The injection of carbon dioxide (CO2) is very effective for increasing oil recovery and it is a proven technology in the enhanced oil recovery (EOR). The success of this CO2 injection depends heavily on several parameters, such as the injection pressure, oil swelling, wettability, interface tension, rock permeability, viscosity ratio, oAPI of oil, fluid saturation, and reservoir heterogeneity [1]. Some research about CO2 has been done by previous researchers both in terms of feasibility studies, [2,3,4,5,6], technical studies [7,8] and laboratory experiments [9]. From those studies, it can be concluded that the main factors causing success in CO2-EOR include the decrease in oil viscosity [8,9,10,11], oil volume expansion [1,12,13,14], oil extraction and evaporation [9,15,16], injection pressure [1,16,17,18,19], and solution gas drive [17,20].
Based on reservoir characteristic parameters in the initial screening criteria and CO2 source availability in the field, it is recommended for Layer F of KHL Field be chosen for CO2 injection implementation [2]. In order to support the feasibility of applying CO2 gas injection, it is necessary to determine the minimum miscible pressure (MMP) and swelling factor between oil samples from Layer F with CO2 gas as the fluid to be injected. If the miscibility condition is achieved in the injection or pressurization process above minimum miscibility pressure, then the pressurization will be efficient and an optimal increase of oil recovery is obtained, however, pressurization below the minimum miscibility pressure can still increase oil recovery significantly.
The study presented in this paper is a laboratory study related to the application of CO2 flooding in Layer F of KHL Oil Field, including determination of the minimum miscible pressure (MMP), swelling test analysis to determine the swelling factor and observation of oil recovery increase at several injection pressures below and above MMP using continuous CO2 gas injection method. This laboratory study was conducted at PPPTMGB "Lemigas" Jakarta.
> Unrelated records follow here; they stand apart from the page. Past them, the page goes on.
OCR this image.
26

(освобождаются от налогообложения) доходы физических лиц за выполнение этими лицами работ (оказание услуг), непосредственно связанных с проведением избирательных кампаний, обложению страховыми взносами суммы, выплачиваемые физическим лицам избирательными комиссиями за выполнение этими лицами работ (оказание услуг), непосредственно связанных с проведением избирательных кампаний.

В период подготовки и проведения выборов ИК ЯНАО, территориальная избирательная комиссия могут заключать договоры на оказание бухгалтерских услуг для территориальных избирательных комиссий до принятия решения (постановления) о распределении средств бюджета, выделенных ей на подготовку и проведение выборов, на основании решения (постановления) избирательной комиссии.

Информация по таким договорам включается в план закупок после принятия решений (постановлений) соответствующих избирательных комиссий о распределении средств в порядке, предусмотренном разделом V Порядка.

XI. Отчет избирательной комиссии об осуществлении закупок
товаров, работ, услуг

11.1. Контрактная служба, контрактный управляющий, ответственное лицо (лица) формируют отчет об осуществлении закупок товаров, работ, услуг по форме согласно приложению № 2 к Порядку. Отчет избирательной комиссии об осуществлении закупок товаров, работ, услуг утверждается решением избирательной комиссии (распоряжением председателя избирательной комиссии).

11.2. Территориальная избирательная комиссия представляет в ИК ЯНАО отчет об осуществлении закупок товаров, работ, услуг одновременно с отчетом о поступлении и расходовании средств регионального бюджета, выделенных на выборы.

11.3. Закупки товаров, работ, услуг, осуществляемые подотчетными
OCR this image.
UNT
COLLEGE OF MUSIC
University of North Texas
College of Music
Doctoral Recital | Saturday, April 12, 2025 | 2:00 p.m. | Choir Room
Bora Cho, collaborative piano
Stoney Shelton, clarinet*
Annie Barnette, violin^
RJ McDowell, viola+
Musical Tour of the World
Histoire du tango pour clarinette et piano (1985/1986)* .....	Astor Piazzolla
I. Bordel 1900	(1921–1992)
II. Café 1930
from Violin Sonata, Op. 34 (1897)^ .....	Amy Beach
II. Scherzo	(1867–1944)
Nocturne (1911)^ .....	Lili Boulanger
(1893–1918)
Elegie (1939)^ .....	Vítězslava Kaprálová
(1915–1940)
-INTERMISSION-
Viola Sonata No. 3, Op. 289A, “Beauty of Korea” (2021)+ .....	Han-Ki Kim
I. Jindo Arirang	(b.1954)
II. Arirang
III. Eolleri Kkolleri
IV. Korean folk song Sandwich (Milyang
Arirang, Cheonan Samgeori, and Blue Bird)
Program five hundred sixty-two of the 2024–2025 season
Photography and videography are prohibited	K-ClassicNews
2. Basic Concept and Methods

The CO2 injection (well known as miscible CO2 injection) is performed by injecting CO2 into a reservoir through injection well to displaced oil in the reservoir to the production wells. CO2 is a stable molecule where one carbon atom binds two oxygen atoms. The molecular weight of CO2 is 44.01, with 87.8 0F of critical temperature and 1071 Psia of critical pressure [12]. There are several reason why CO2 is used as injected gas: easy to obtained and relatively affordable compared to other gas; CO2 is miscible in oil and water; CO2 injection could produce 60 - 90 % of OOIP [1], and CO2 can act as “flooding agent” - a miscible substance that can act as displacing fluid [9,21].
Stalkup, Jr., [1] states that the mechanism of CO2 injection in the reservoir is that oil swelling (since CO2 is very easy to miscible in oil), reduces oil viscosity (more effective than N2 or CH4), reduces the interfacial tension between oil and CO2/oil phase at the miscible area, and create miscibility when the injection pressure is high enough (greater than minimum miscibility pressure/MMP).
CO2 source used in the injection process is an important parameter to be considered regarding the injection volume required for the CO2 injection program. The available CO2 source must be relatively pure since some gas component such as methane can increase the minimum miscible pressure, and the other gas component such as hydrogen sulfide is dangerous, smells, and causes a serious environmental problem. The best CO2 source can be the CO2 that is produced from a production well or the CO2 that is produced from a gas factory. The other sources are the stock gas from coal-fired; acid gas separation of oil fields - as exhaust gas from power plants; limestone calcination facilities; and waste products from cement factories. The gas released from an ammonia plant can be the other alternative [1,9].

2.1. Screening Criteria

Screening criteria for selecting the best EOR method for an oil field is based on the "Implemented Technology Case", which is the current implied technology or at least has been proven applicable in an oil field [22]. The technology includes thermal methods, chemical injection, and miscible displacement as shown in Table 1.
When Table 1 is used, there will be several EOR methods that are applicable in one oil reservoir. To determine which one is the best method to be performed (the method that economically gives the optimum oil recovery), further research of laboratory study, mathematical model (simulation), and pilot test on the field is required. Table 1 will give options on the homogenous reservoir [22]. For a heterogenous reservoir with fractures, faults, lateral discontinuity, or an oil reservoir with a gas cap; further study is required to find the impact of the reservoir heterogeneity on each EOR method [9].
According to Taber, J.J., Martin, F.D., and Seright, R.S., [22], the parameters that influence the selection of the EOR method can be divided into 2 (two) groups: oil physical properties (oil gravity, oil viscosity, and oil composition) and reservoir characteristic (oil saturation, reservoir lithology, net sand thickness, porosity, permeability, reservoir depth, and reservoir temperature). Meanwhile, the reservoir water brine properties such as salinity and solids content are used as a supportive parameter.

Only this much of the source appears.